Einführung Gasstilllegungsfonds TB Wil/Teil 2
28.05.2026 Leserbriefe.In der Wiler Zeitung vom 19. Mai nimmt Stadtrat Breitenmoser Stellung zur Einführung des Gasstilllegungsfonds der TB Wil.
Was darin erstaunt, dass das Reglement für den Bezug dieser Gelder erst in der parlamentarischen Beratung und überhaupt noch nicht in Kraft ist. Zudem soll ...
In der Wiler Zeitung vom 19. Mai nimmt Stadtrat Breitenmoser Stellung zur Einführung des Gasstilllegungsfonds der TB Wil.

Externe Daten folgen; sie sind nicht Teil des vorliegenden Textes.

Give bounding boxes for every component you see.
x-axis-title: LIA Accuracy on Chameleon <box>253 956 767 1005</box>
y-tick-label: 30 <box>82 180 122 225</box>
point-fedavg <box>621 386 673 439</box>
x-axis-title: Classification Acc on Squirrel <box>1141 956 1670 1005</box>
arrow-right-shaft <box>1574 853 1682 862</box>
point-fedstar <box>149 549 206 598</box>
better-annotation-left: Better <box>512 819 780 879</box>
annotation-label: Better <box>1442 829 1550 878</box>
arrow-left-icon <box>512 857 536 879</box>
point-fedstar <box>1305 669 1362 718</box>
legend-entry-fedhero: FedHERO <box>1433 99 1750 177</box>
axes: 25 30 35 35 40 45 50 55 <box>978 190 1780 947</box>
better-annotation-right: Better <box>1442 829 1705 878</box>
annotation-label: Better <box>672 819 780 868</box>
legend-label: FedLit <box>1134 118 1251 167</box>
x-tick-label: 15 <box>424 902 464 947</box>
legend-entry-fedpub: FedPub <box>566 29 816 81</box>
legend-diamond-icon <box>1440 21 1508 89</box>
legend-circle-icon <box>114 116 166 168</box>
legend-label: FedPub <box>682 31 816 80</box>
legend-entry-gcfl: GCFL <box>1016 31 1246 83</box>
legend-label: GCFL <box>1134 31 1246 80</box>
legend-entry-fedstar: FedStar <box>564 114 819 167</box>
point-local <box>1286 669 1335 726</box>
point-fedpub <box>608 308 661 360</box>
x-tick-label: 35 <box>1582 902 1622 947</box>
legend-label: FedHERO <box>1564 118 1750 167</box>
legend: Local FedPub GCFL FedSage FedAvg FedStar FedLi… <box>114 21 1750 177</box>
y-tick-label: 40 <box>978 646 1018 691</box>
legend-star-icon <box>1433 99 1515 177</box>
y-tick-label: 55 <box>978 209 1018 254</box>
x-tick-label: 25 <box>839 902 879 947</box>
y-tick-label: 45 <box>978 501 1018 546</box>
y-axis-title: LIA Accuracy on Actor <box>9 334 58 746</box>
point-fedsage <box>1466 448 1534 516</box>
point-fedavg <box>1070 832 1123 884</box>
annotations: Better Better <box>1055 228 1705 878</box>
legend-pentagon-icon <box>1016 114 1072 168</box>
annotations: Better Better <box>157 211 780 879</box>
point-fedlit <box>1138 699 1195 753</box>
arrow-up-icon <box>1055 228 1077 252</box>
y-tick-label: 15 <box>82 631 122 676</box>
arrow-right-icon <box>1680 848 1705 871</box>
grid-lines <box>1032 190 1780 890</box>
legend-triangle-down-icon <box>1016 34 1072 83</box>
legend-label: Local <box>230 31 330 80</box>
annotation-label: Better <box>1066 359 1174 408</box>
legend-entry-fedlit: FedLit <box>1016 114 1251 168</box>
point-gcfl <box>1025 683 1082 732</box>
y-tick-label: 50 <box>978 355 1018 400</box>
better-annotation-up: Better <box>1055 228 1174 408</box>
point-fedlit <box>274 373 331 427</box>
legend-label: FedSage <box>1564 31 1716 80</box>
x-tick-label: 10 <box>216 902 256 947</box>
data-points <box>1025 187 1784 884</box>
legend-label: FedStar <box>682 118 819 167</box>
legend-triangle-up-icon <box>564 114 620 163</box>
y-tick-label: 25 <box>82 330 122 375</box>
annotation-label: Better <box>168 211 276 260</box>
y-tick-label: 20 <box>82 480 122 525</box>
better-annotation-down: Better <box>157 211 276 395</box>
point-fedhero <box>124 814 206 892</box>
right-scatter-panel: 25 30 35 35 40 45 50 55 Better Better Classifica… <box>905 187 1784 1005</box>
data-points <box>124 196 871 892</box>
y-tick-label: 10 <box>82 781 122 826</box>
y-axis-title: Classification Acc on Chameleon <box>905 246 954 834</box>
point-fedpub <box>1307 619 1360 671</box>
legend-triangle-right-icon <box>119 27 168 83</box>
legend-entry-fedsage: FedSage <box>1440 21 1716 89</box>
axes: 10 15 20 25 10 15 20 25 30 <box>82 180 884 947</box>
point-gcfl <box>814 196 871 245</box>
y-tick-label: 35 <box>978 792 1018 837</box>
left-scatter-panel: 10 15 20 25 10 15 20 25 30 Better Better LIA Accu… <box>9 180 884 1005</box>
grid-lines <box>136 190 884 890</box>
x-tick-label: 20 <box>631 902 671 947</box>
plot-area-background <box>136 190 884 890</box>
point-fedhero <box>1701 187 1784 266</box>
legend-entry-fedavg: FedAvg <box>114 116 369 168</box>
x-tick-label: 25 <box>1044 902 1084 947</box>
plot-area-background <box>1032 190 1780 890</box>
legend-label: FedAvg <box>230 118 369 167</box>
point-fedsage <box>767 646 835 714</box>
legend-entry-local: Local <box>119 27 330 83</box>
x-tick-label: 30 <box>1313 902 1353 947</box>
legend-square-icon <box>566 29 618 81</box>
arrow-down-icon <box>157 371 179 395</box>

Was darin erstaunt, dass das Reglement für den Bezug dieser Gelder erst in der parlamentarischen Beratung und überhaupt noch nicht in Kraft ist. Zudem soll es rückwirkend auf den 1. Januar 26 in Kraft gesetzt werden. Im Normalfall werden solche Reglemente nicht rückwirkend sondern für die Zukunft erlassen. Es werden hier also Gelder ohne rechtliche Grundlage eingezogen.
Dann untersteht dieses Reglement gemäss Gemeindeordnung noch dem fakultativen Referendum. Dafür bräuchte es 500 Unterschriften. Aber ich gehe davon aus, dass diese Unterschriften doch nur von Wiler Stimmbürgern und Stimmbürgerinnen kommen dürfen. Für die meisten Betroffenen von Wil bietet die Stadt jedoch die Fernwärme als Alternative an (wobei auch hier nicht für alle). Alle anderen betroffenen Gasbezüger der TB Wil in den umliegenden Gemeinden (was vermutlich die Mehrheit der Bezüger ist) müssen diesen Entscheid stillschweigend akzeptieren und können diesen nicht beeinflussen. Aus meiner Sicht sehr unfair.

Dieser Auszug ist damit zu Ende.